Last night, President Trump indicated that the US Treasury would no longer make payments for the Affordable Care Act’s (ACA) cost-sharing reductions (CSRs), leaving Congress to decide whether the payments will be appropriated and paid. These subsidies to insurers lower deductibles, coinsurance, and copayments for Marketplace enrollees with incomes below 250 percent of the federal poverty level.
Absent legislative action, insurers participating in the Marketplaces will be required to continue providing the subsidies to eligible enrollees, even though the federal government will not reimburse the insurers.
In September, we used three possible scenarios to analyze the coverage, premium, and federal government spending implications if these payments ended:
- Insurers build the costs of these subsidies into their silver-level Marketplace premiums, a scenario consistent with instructions some states made to their insurers for 2018.
- Insurers exit the Marketplaces to avoid the financial losses associated with nonreimbursement of their expenses.
- Congressional legislation that permits insurers to sell coverage in the Marketplaces without providing cost-sharing subsidies to low-income enrollees (the least likely scenario to occur).
The main findings at the national level are as follows (the report provides state-by-state findings):
Scenario 1
If all insurers nationally incorporated their anticipated CSR costs into a surcharge placed on silver Marketplace premiums for 2018 and remained in the Marketplaces, the surcharge would increase silver premiums 23 percent, on average.
About 600,000 more people would enroll in Marketplace coverage because the premium surcharge on silver plan premiums would automatically increase federal payments for premium tax credits. These tax credits are tied to the second-lowest-cost silver Marketplace premium in each area. As the premium tax credits become more generous for people eligible for them, some people previously eligible for tax credits but not using them will newly decide to enroll, reducing the number of uninsured modestly. But the federal government would spend 18 percent more on premium tax credits than it would have spent on tax credits and CSRs combined under current law, an additional $7.2 billion in 2018.
Scenario 2
If all insurers exit the Marketplaces in response to the loss of CSRs and other policy uncertainties and changes, the number of uninsured people would increase by 9.4 million, enrollment in the private nongroup market would decrease 57 percent, and nongroup premiums would rise 37 percent, on average.
Eliminating the tax credits and CSRs would reduce federal spending on this assistance by $40.7 billion in 2018.
Scenario 3
If lawmakers alter the ACA in response to the elimination of CSRs such that insurers are no longer required to pay CSRs to eligible enrollees, 4 million more people would be uninsured, and nongroup premiums would rise 12 percent, on average. But it is extremely unlikely that Congress would do this.
The Congressional Budget Office (CBO) also estimated the national implications of a cessation of federal CSR payments, assuming insurers would have sufficient time to adjust their premiums before implementation. Under that assumption, the CBO estimates 5 percent of the population would live in areas where insurers would, at least in the first couple of years, behave consistent with scenario 2.

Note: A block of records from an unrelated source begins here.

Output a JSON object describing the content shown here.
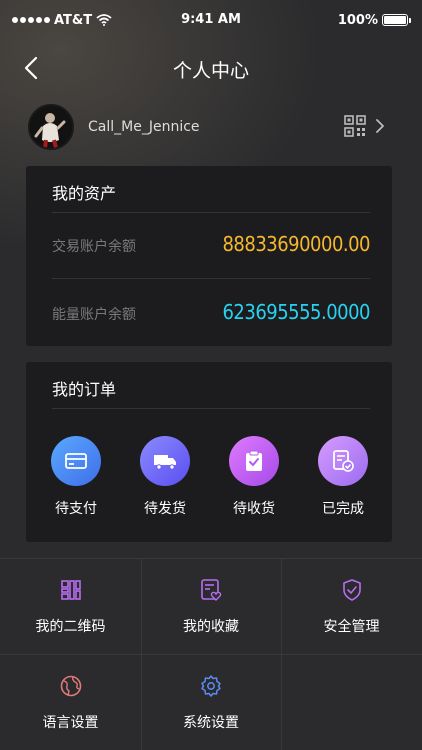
{
  "status_bar": {
    "carrier": "AT&T",
    "time": "9:41 AM",
    "battery": "100%"
  },
  "nav": {
    "title": "个人中心"
  },
  "profile": {
    "username": "Call_Me_Jennice"
  },
  "assets": {
    "title": "我的资产",
    "rows": [
      {
        "label": "交易账户余额",
        "value": "88833690000.00",
        "color": "#f5b82e"
      },
      {
        "label": "能量账户余额",
        "value": "623695555.0000",
        "color": "#27d3f0"
      }
    ]
  },
  "orders": {
    "title": "我的订单",
    "items": [
      {
        "label": "待支付",
        "icon": "card-icon"
      },
      {
        "label": "待发货",
        "icon": "truck-icon"
      },
      {
        "label": "待收货",
        "icon": "clipboard-check-icon"
      },
      {
        "label": "已完成",
        "icon": "document-check-icon"
      }
    ]
  },
  "menu": {
    "items": [
      {
        "label": "我的二维码",
        "icon": "grid-qr-icon"
      },
      {
        "label": "我的收藏",
        "icon": "favorites-icon"
      },
      {
        "label": "安全管理",
        "icon": "shield-check-icon"
      },
      {
        "label": "语言设置",
        "icon": "globe-icon"
      },
      {
        "label": "系统设置",
        "icon": "gear-icon"
      }
    ]
  },
  "colors": {
    "accent_purple": "#b76ef0",
    "gold": "#f5b82e",
    "cyan": "#27d3f0"
  }
}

The CBO assumed that the most common result would be scenario 1. But a sizable fraction of states instructed insurers to set 2018 premiums as if the federal government would continue paying insurers for cost-sharing reductions. More markets than the CBO anticipated may resemble scenario 2, leading to more people becoming uninsured than they estimated, at least in the next couple of years.
The analysis described here was done by Urban Institute Health Policy Center researchers Linda J. Blumberg, Matthew Buettgens, and Robin Wang.